Using LLMs inside tools, and checkpointing long-running experiments¶
The history pollution problem¶
BaseModelClient accumulates conversation history in self.messages. When an @aimu.tool
function needs to make its own LLM call, sharing the agent's client would:
- Give the tool call the agent's full conversation as context (usually wrong).
- Add the tool's messages to the agent's history (pollutes the agent's state).
The correct solution: use client.generate() for stateless calls from within tools.
generate() does not touch self.messages; it builds a one-shot request and discards it.
eval_client = aimu.client("ollama:qwen3:8b", system="You are a concise evaluator.")
@aimu.tool
def evaluate_result(text: str) -> str:
"""Score a result on a scale of 1-10."""
# generate() is stateless: no history pollution, no second client needed
return eval_client.generate(f"Score this 1-10: {text}")
Warning: do not create multiple HuggingFace or LlamaCpp client instances for the same model.
As of v0.5.3, AIMU caches weights automatically (see below), so accidental double-loading is prevented.
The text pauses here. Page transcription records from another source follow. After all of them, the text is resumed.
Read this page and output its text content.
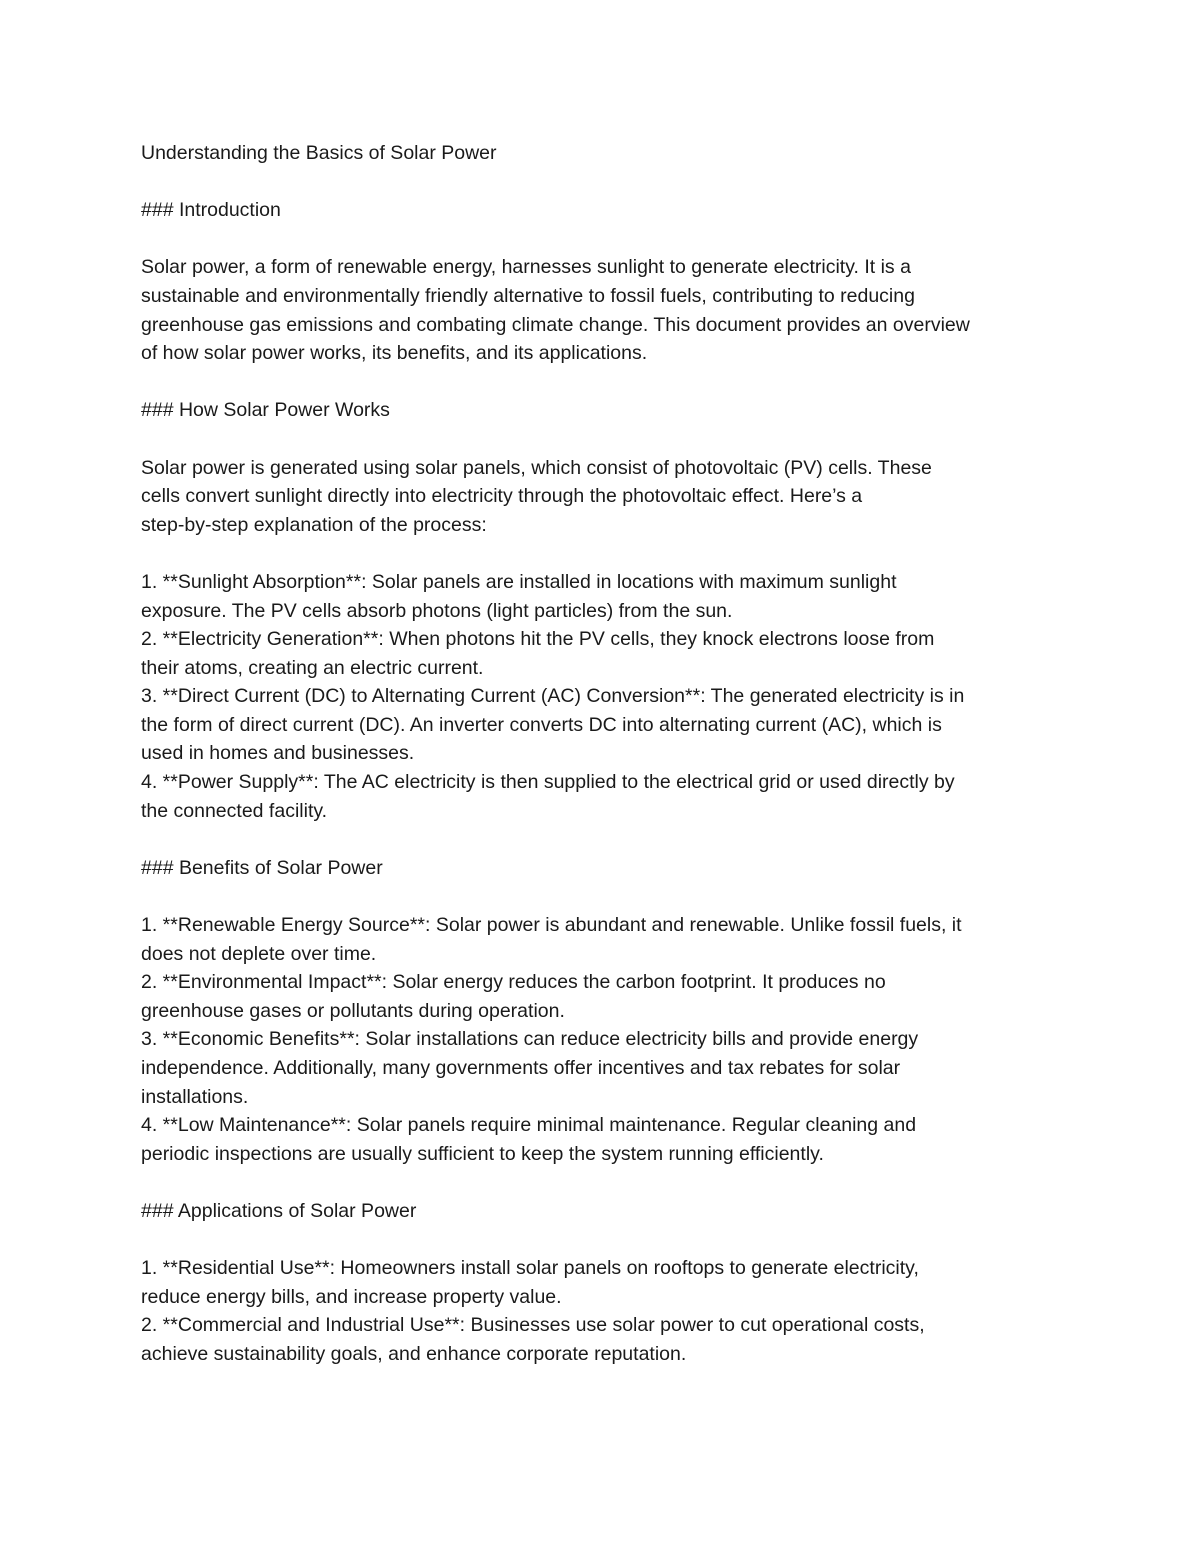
Understanding the Basics of Solar Power
### Introduction
Solar power, a form of renewable energy, harnesses sunlight to generate electricity. It is a
sustainable and environmentally friendly alternative to fossil fuels, contributing to reducing
greenhouse gas emissions and combating climate change. This document provides an overview
of how solar power works, its benefits, and its applications.
### How Solar Power Works
Solar power is generated using solar panels, which consist of photovoltaic (PV) cells. These
cells convert sunlight directly into electricity through the photovoltaic effect. Here’s a
step-by-step explanation of the process:
1. **Sunlight Absorption**: Solar panels are installed in locations with maximum sunlight
exposure. The PV cells absorb photons (light particles) from the sun.
2. **Electricity Generation**: When photons hit the PV cells, they knock electrons loose from
their atoms, creating an electric current.
3. **Direct Current (DC) to Alternating Current (AC) Conversion**: The generated electricity is in
the form of direct current (DC). An inverter converts DC into alternating current (AC), which is
used in homes and businesses.
4. **Power Supply**: The AC electricity is then supplied to the electrical grid or used directly by
the connected facility.
### Benefits of Solar Power
1. **Renewable Energy Source**: Solar power is abundant and renewable. Unlike fossil fuels, it
does not deplete over time.
2. **Environmental Impact**: Solar energy reduces the carbon footprint. It produces no
greenhouse gases or pollutants during operation.
3. **Economic Benefits**: Solar installations can reduce electricity bills and provide energy
independence. Additionally, many governments offer incentives and tax rebates for solar
installations.
4. **Low Maintenance**: Solar panels require minimal maintenance. Regular cleaning and
periodic inspections are usually sufficient to keep the system running efficiently.
### Applications of Solar Power
1. **Residential Use**: Homeowners install solar panels on rooftops to generate electricity,
reduce energy bills, and increase property value.
2. **Commercial and Industrial Use**: Businesses use solar power to cut operational costs,
achieve sustainability goals, and enhance corporate reputation.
Before v0.5.3, each instance loaded weights independently, doubling VRAM for every additional client.
Cloud providers (Anthropic, OpenAI, Gemini, Ollama) make stateless API calls; multiple instances are fine for those.
HuggingFace and LlamaCpp weight caching¶
All four HuggingFace modality clients share a module-level registry keyed on the model id and construction kwargs. A second instance for the same model reuses the loaded weights:
import aimu
c1 = aimu.client("hf:Qwen/Qwen3-8B")
c2 = aimu.client("hf:Qwen/Qwen3-8B")
assert c1._hf_model is c2._hf_model # same object: no double load
Weights remain in the registry for the process lifetime. To free VRAM:
aimu.clear_hf_cache() # clear all HuggingFace weights
aimu.clear_hf_cache(model=HuggingFaceModel.QWEN_3_8B) # one model only
aimu.clear_llamacpp_cache() # same for LlamaCpp
Different model_kwargs (e.g. device_map="cuda:0" vs device_map="cuda:1") produce
separate cache entries and load weights independently.
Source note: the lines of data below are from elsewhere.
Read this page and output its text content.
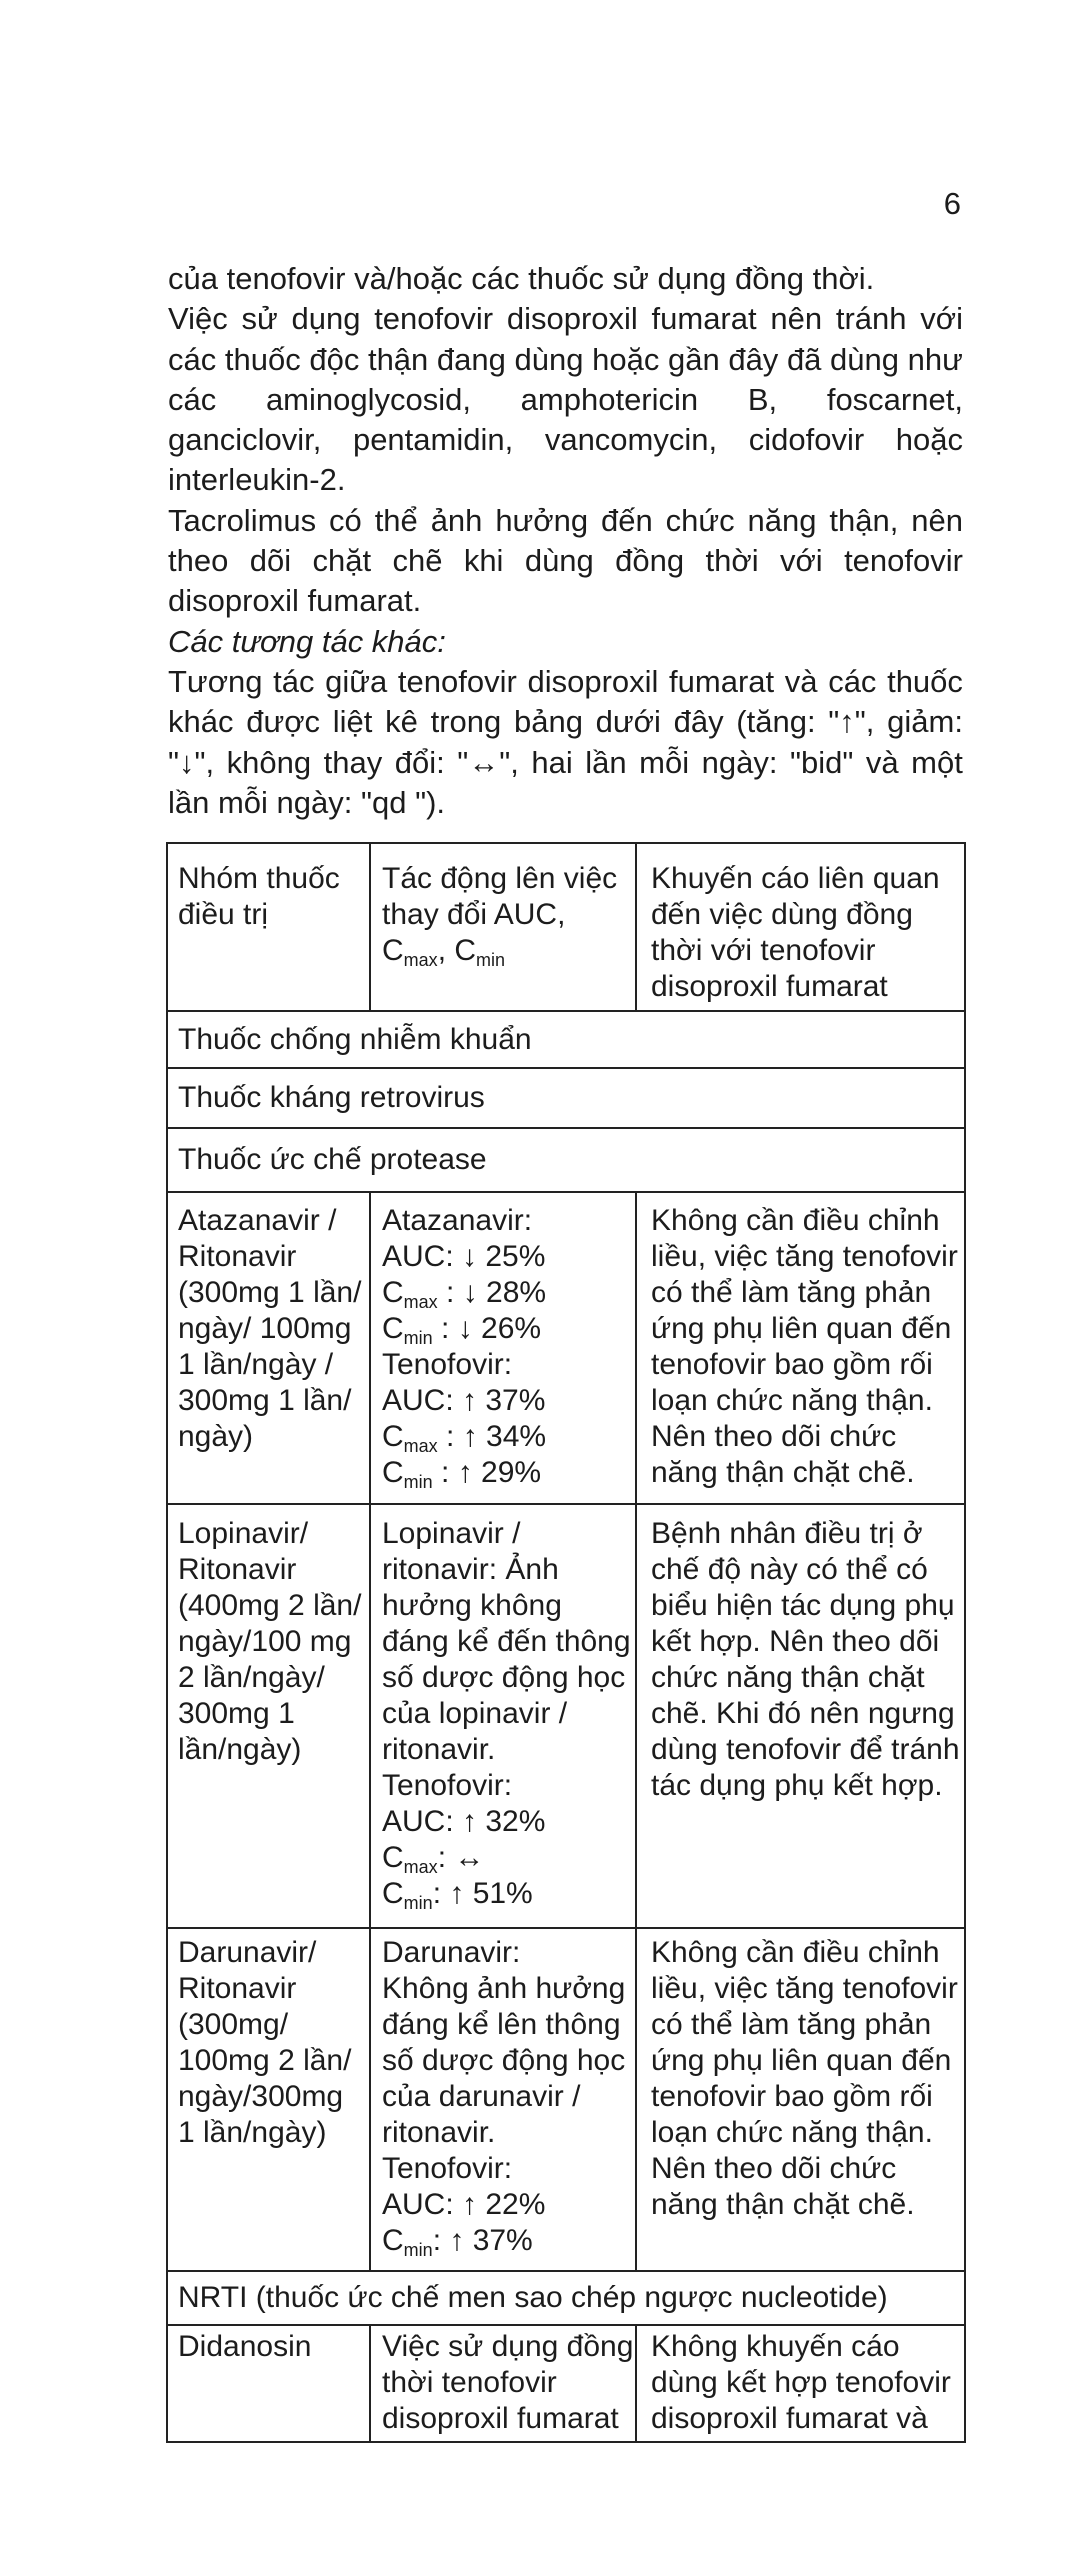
6
của tenofovir và/hoặc các thuốc sử dụng đồng thời.
Việc sử dụng tenofovir disoproxil fumarat nên tránh với
các thuốc độc thận đang dùng hoặc gần đây đã dùng như
các aminoglycosid, amphotericin B, foscarnet,
ganciclovir, pentamidin, vancomycin, cidofovir hoặc
interleukin-2.
Tacrolimus có thể ảnh hưởng đến chức năng thận, nên
theo dõi chặt chẽ khi dùng đồng thời với tenofovir
disoproxil fumarat.
Các tương tác khác:
Tương tác giữa tenofovir disoproxil fumarat và các thuốc
khác được liệt kê trong bảng dưới đây (tăng: "↑", giảm:
"↓", không thay đổi: "↔", hai lần mỗi ngày: "bid" và một
lần mỗi ngày: "qd ").
Nhóm thuốc
điều trị
Tác động lên việc
thay đổi AUC,
$C_{max}$, $C_{min}$
Khuyến cáo liên quan
đến việc dùng đồng
thời với tenofovir
disoproxil fumarat
Thuốc chống nhiễm khuẩn
Thuốc kháng retrovirus
Thuốc ức chế protease
Atazanavir /
Ritonavir
(300mg 1 lần/
ngày/ 100mg
1 lần/ngày /
300mg 1 lần/
ngày)
Atazanavir:
AUC: ↓ 25%
$C_{max}$ : ↓ 28%
$C_{min}$ : ↓ 26%
Tenofovir:
AUC: ↑ 37%
$C_{max}$ : ↑ 34%
$C_{min}$ : ↑ 29%
Không cần điều chỉnh
liều, việc tăng tenofovir
có thể làm tăng phản
ứng phụ liên quan đến
tenofovir bao gồm rối
loạn chức năng thận.
Nên theo dõi chức
năng thận chặt chẽ.
Lopinavir/
Ritonavir
(400mg 2 lần/
ngày/100 mg
2 lần/ngày/
300mg 1
lần/ngày)
Lopinavir /
ritonavir: Ảnh
hưởng không
đáng kể đến thông
số dược động học
của lopinavir /
ritonavir.
Tenofovir:
AUC: ↑ 32%
$C_{max}$: ↔
$C_{min}$: ↑ 51%
Bệnh nhân điều trị ở
chế độ này có thể có
biểu hiện tác dụng phụ
kết hợp. Nên theo dõi
chức năng thận chặt
chẽ. Khi đó nên ngưng
dùng tenofovir để tránh
tác dụng phụ kết hợp.
Darunavir/
Ritonavir
(300mg/
100mg 2 lần/
ngày/300mg
1 lần/ngày)
Darunavir:
Không ảnh hưởng
đáng kể lên thông
số dược động học
của darunavir /
ritonavir.
Tenofovir:
AUC: ↑ 22%
$C_{min}$: ↑ 37%
Không cần điều chỉnh
liều, việc tăng tenofovir
có thể làm tăng phản
ứng phụ liên quan đến
tenofovir bao gồm rối
loạn chức năng thận.
Nên theo dõi chức
năng thận chặt chẽ.
NRTI (thuốc ức chế men sao chép ngược nucleotide)
Didanosin	Việc sử dụng đồng
thời tenofovir
disoproxil fumarat
Không khuyến cáo
dùng kết hợp tenofovir
disoproxil fumarat và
Checkpointing long-running experiments¶
For long agent runs (many iterations, hours of processing), save the live message state periodically so a failed run can resume rather than restart from zero.
Saving state¶
The live partial state during or after a failed run is on agent.model_client.messages
(the live list), not agent.messages (the post-run snapshot, updated only on
successful completion).
import json
import aimu
agent = aimu.agent("anthropic:claude-sonnet-4-6", tools=[...])
try:
result = agent.run("Begin the experiment")
except Exception:
# Save partial state on failure
with open("checkpoint.json", "w") as f:
json.dump(agent.model_client.messages, f)
raise
For multi-iteration loops, save after each completed iteration:
for i in range(max_iterations):
result = agent.run(f"Iteration {i}: refine the result")
with open("checkpoint.json", "w") as f:
json.dump(agent.model_client.messages, f) # overwrite each round
if done(result):
break
Restoring and resuming¶
agent.restore(messages) handles the one non-obvious issue: after the first chat(),
the system message is prepended into model_client.messages. A naive restore would
prepend it a second time. restore() calls reset() and strips any leading system
message from the saved list before restoring.
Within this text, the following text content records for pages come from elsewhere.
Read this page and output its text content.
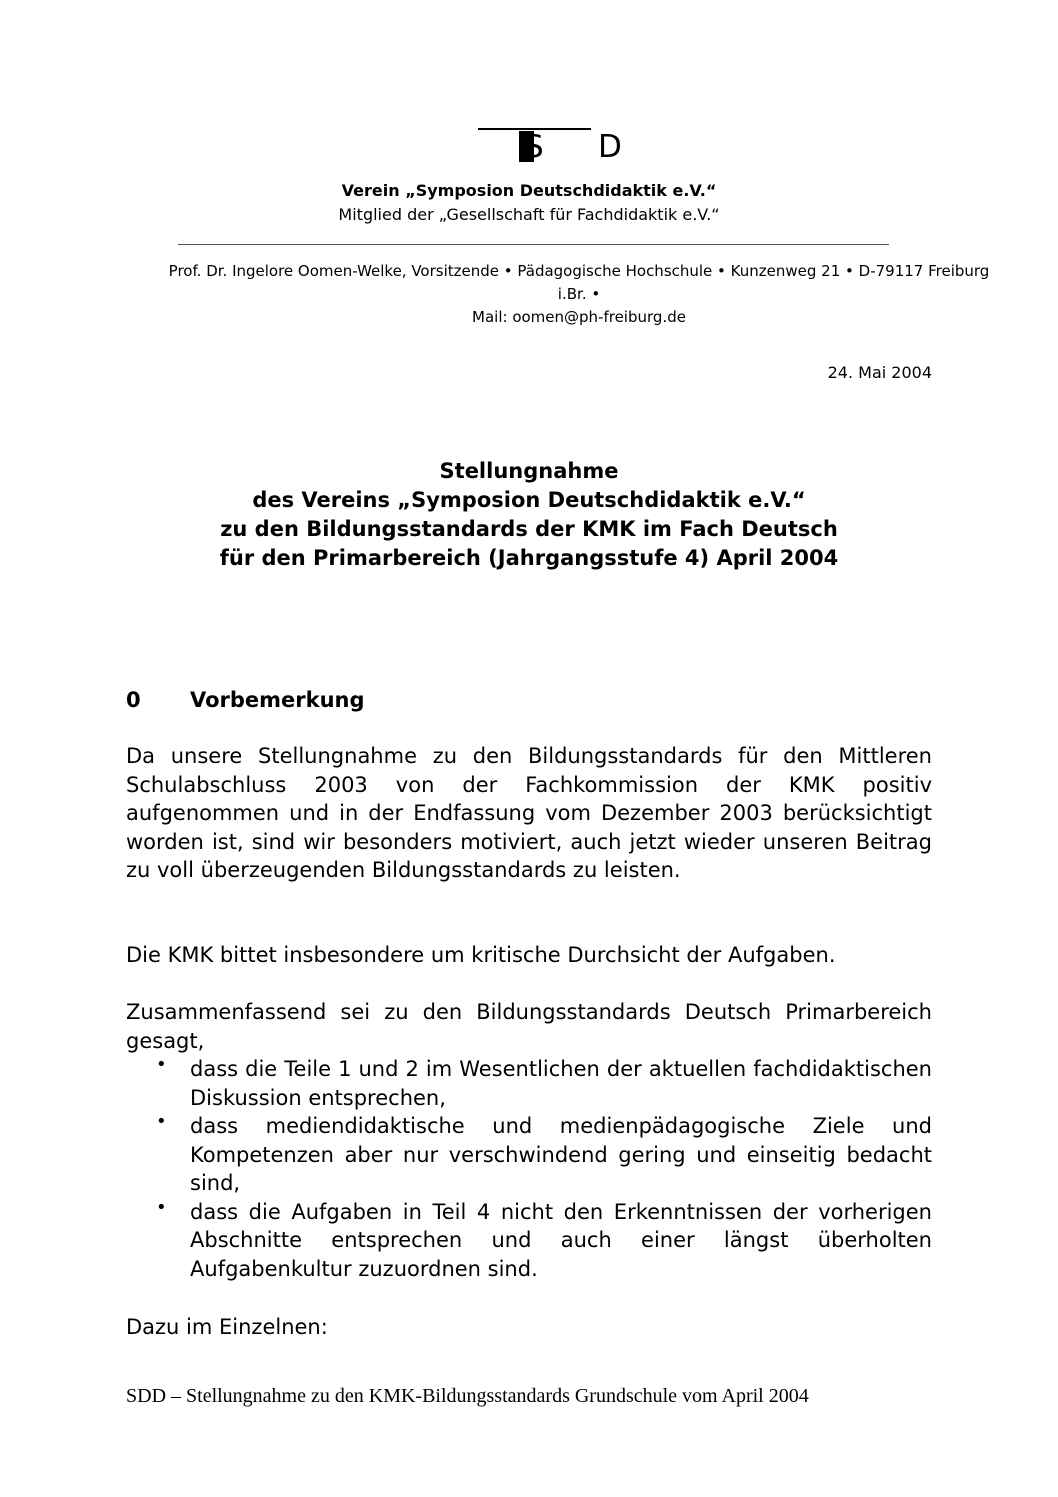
S D
Verein „Symposion Deutschdidaktik e.V.“
Mitglied der „Gesellschaft für Fachdidaktik e.V.“
Prof. Dr. Ingelore Oomen-Welke, Vorsitzende • Pädagogische Hochschule • Kunzenweg 21 • D-79117 Freiburg
i.Br. •
Mail: oomen@ph-freiburg.de
24. Mai 2004
Stellungnahme
des Vereins „Symposion Deutschdidaktik e.V.“
zu den Bildungsstandards der KMK im Fach Deutsch
für den Primarbereich (Jahrgangsstufe 4) April 2004
0 Vorbemerkung

Da unsere Stellungnahme zu den Bildungsstandards für den Mittleren Schulabschluss 2003 von der Fachkommission der KMK positiv aufgenommen und in der Endfassung vom Dezember 2003 berücksichtigt worden ist, sind wir besonders motiviert, auch jetzt wieder unseren Beitrag zu voll überzeugenden Bildungsstandards zu leisten.

Die KMK bittet insbesondere um kritische Durchsicht der Aufgaben.

Zusammenfassend sei zu den Bildungsstandards Deutsch Primarbereich gesagt,

• dass die Teile 1 und 2 im Wesentlichen der aktuellen fachdidaktischen Diskussion entsprechen,
• dass mediendidaktische und medienpädagogische Ziele und Kompetenzen aber nur verschwindend gering und einseitig bedacht sind,
• dass die Aufgaben in Teil 4 nicht den Erkenntnissen der vorherigen Abschnitte entsprechen und auch einer längst überholten Aufgabenkultur zuzuordnen sind.

Dazu im Einzelnen:

SDD – Stellungnahme zu den KMK-Bildungsstandards Grundschule vom April 2004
with open("checkpoint.json") as f:
saved = json.load(f)
agent.restore(saved)
result = agent.run("Continue from where you left off")
EvaluatorOptimizer and Chain¶
EvaluatorOptimizer.restore(messages) restores the generator; the evaluator starts
fresh on the next round.
Chain.restore(messages, step=0) restores the specified step's client (default step 0).
Steps after the restored one start fresh.